Wow, that was scary for a mo'. Somebody mentioned the dreaded "newspaper swat" and, so far, no... richard


----------



## Cosy (Feb 9, 2006)

I've seen larger dogs with large litters pick them up this way. Haven't seen them shake them though.
I've never seen a maltese mom do this. Maybe because they are so tiny there isn't really skin enough
to do it? I have seen moms I had pick a pup up that ventured away from her with her whole mouth, gently
placing the pup back in the group. She didn't pick up by the scruff of the neck though.

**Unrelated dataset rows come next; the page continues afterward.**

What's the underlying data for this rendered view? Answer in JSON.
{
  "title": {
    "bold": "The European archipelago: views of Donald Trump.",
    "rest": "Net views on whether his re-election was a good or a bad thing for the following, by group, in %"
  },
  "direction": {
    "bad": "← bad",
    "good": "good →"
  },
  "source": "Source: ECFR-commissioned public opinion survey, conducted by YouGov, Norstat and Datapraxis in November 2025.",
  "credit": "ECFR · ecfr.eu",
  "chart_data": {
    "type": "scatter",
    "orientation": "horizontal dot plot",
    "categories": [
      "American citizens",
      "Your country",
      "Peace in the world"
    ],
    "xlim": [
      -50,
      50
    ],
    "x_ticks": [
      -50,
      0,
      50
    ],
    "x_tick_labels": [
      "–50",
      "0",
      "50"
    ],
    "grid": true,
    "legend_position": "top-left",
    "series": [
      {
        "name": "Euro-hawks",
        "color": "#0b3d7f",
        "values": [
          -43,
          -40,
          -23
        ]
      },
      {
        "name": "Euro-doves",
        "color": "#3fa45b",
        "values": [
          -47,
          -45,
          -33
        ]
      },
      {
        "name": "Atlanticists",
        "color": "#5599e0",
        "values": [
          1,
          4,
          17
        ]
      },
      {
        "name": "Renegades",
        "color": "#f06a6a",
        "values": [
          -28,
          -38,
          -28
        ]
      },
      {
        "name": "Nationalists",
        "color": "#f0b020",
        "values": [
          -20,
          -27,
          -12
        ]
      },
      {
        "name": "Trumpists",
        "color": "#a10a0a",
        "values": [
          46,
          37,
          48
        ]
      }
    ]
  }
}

I wonder if that works on a teenager? hmmm.


----------



## Deanna (Jan 14, 2005)

I have never done the scruff of the neck thing-- I don't like establishing my alpha roll with fear. I think using physical punishment and intimidation only makes one a bully.

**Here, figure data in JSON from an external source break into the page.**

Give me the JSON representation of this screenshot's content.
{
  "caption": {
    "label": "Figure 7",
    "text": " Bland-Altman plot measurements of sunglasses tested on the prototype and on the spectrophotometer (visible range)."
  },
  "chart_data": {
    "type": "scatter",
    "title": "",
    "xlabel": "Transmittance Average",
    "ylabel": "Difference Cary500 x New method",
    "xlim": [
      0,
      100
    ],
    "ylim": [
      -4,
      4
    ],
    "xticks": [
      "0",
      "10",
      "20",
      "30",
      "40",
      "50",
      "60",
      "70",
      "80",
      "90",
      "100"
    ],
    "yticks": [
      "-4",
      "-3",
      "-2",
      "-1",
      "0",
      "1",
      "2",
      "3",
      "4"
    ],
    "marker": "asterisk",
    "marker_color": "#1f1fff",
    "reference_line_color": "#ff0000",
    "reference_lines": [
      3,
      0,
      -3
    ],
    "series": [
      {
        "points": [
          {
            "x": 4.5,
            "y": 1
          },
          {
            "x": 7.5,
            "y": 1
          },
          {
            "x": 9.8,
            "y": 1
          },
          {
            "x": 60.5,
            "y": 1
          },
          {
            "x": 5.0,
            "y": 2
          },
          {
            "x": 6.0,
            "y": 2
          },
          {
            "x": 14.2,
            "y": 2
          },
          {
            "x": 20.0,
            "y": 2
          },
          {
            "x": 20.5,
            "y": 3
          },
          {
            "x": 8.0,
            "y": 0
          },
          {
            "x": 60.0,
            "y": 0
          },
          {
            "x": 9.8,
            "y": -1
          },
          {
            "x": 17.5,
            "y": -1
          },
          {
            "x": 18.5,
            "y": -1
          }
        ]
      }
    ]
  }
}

That being said I am now the proud mommy of a 6 month old Papillon, Molly. Papillons are a lot less calm and aren't as interested in pleasing us as a Malt is. Molly has temper tantrums, doesn't listen when I give her a command (and talks back), and barks a little too much for my taste. I know all of this is normal puppy stuff- but sometimes she crosses the line from regular puppy behavior to brat! I found what works is picking her up- My hand under her belly- her legs falling naturally to the sides of my hand and just holding her there a couple of inches of the ground- and telling her (in a very calm and quiet voice) "Molly, settle down" works wonders! At first she struggled for 1 min- now within 5 seconds she stops and gets calm. When I set her feet back on the ground I praise her and then ask her to sit (currently the only command she knows well) then she gets a treat. I don't think this is a physical intimidation- I liken it more to a time out zone when a kid is out of control.


----------